In the mid-eighties, all the old guard started their exit from government leaving him in sole charge of a new group of younger ministers.
That has now left us with a Cabinet that is not even able to take action on mundane matters such as flooding, the rate of inflation, the social effects of the immigration policy, the galloping cost of living, or even to propose alternative solutions and creative approaches to the economic problems of our time.
Why? Because in positing himself as the sole arbiter of policy in the PAP, Mr Lee disabled the capacity of his younger colleagues to think for themselves. Witness Mr Yaacob’s response to the floods last year; Mr Wong Kan Seng blaming everybody else for the escape of Mas Selamat; Mr Tharman’s Budgets of recent years, destitute of anything but to throw money at old problems; Dr Balakrishnan’s failure to spend within the YOG budget (not to mention his arrogant parliamentary statements on raising Public Assistance for the poorest of our poor) and the inability of the Cabinet as a whole to control Mr Lee’s misguided statements about the Malay community.
Sometime last year, Mr Lee lamented the failure of the bilingual education policy. Numerous teachers I have spoken to on the ground have told me that they could have offered that same appraisal 15 years ago. Apparently, in Singapore, no policy is assessed until Mr Lee searches his soul.
The top-down approach he inculcated at all levels of the administration and public life has started the rot. Few in the public sphere has the capacity to face the problems we are now experiencing. No one has the capacity to speak up. The only leader of any substance in the PAP, Mr Lee is now a man literally without peer.
The way forward
Enter the SDP. Over the last 20 years, Dr Chee Soon Juan and his hardworking colleagues, with whom I now have the privilege to serve, have built up a coherent philosophy and policy framework, contained principally in our two key documents, alternative economic programme, It’s About You: Prosperity and Progress for Every Singaporean, and financial policy, Empowering The Nation: Shadow Budget 2011.
Our philosophy is contained in three simple words: Competence, Constructiveness, Compassion.
The CNA forum allowed me to offer the people of Singapore our vision. If I performed at all well, and may I thank those who have kindly complimented me, it is because, to quote Isaac Newton, I have stood on the shoulders of giants.
I have also tried to speak on behalf of the less fortunate, whom the SDP has never ceased to place at the centre of its philosophy.
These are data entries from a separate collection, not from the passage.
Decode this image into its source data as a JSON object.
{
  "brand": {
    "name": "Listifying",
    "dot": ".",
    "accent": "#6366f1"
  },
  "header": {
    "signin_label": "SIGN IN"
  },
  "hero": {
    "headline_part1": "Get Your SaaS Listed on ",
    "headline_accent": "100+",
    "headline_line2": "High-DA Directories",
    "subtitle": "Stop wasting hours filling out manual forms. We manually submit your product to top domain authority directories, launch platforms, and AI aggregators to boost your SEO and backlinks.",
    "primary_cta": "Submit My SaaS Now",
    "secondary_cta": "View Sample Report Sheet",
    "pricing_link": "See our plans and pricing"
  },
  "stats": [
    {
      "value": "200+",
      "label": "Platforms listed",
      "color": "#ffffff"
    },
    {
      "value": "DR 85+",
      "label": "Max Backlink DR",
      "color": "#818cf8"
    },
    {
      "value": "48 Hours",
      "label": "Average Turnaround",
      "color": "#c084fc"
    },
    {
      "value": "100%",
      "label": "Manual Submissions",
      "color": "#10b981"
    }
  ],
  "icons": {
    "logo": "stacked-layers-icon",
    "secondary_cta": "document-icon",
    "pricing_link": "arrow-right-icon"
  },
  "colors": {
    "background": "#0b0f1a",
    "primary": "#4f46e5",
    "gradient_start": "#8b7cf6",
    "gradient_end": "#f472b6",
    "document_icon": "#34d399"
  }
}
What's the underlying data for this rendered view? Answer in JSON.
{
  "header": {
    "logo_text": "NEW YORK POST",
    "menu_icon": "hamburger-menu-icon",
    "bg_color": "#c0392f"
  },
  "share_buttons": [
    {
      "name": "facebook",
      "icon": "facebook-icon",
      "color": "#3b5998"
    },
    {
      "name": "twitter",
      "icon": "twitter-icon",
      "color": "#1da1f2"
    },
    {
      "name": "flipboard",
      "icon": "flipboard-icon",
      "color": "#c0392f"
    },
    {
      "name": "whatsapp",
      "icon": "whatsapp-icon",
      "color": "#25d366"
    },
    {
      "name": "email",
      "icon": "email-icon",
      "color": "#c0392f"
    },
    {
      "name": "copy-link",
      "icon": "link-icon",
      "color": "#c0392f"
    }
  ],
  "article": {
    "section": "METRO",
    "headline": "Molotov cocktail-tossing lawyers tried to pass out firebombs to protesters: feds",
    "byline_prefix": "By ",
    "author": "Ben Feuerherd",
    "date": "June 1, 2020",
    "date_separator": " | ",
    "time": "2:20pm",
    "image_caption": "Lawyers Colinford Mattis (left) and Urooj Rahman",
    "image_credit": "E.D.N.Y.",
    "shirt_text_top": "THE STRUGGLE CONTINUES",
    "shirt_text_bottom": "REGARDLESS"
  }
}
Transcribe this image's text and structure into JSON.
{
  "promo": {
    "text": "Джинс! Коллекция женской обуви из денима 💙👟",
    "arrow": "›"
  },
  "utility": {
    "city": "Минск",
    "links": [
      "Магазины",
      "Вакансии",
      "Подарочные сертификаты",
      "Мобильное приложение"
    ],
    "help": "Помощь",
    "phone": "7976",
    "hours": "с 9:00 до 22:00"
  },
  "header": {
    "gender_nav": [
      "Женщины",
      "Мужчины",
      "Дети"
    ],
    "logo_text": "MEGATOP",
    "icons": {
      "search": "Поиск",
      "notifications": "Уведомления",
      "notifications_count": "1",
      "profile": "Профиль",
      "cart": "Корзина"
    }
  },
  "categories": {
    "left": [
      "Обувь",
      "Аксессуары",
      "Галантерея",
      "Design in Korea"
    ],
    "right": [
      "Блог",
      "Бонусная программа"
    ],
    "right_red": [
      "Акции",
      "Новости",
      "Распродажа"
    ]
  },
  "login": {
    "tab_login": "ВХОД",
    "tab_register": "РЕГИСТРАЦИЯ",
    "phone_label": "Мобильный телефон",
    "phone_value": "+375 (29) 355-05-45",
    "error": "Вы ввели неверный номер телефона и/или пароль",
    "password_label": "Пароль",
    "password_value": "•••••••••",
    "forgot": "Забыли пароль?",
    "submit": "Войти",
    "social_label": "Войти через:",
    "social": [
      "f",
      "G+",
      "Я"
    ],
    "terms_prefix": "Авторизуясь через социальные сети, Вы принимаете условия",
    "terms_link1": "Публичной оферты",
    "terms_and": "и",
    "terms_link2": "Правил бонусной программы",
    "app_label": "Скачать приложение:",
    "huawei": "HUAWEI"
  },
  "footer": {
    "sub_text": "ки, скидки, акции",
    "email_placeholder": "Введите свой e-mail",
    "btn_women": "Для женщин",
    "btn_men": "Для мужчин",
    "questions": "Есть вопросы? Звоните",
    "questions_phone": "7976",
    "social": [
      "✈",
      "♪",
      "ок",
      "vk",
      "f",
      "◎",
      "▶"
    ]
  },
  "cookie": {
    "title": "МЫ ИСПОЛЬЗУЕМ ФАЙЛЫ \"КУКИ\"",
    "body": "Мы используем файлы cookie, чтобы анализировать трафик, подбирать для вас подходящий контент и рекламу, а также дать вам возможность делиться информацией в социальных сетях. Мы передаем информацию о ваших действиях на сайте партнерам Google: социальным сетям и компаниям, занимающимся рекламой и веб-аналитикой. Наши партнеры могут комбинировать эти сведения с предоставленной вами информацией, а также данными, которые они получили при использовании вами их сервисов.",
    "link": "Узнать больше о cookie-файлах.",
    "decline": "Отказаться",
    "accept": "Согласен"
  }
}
If I was at all coherent, it is because our party is coherent.
I am first and foremost, not a leader. Neither is the SDP. We aspire to serve. The electorate leads. You say where you wish our community to go. You tell us the kind of society you want.
And utilising the expertise that we bring from our professional lives and the research that is a hallmark of the SDP way, we propose and facilitate the resources and structures that will get us there.
In the wake of last Saturday’s forum, I ask you, my fellow Singaporeans, to help the SDP to help you. You can contribute in so many ways: work behind the scenes on logistics, do research and data collection, make available your vehicles for the many errands we have to make.
And you can donate money to fund our posters, leaflets, transport and rally equipment. Chee Siok Chin and I made this video last week. But it bears repeating. Standing for elections costs a lot of money.
In 1994, the British Labour Party lost its respected leader, Mr John Smith, to heart disease. May I quote from Mr Smith, who once said, “The opportunity to serve our country, that is all we ask.”
I ask you to join us for this election campaign. Singapore deserves our service.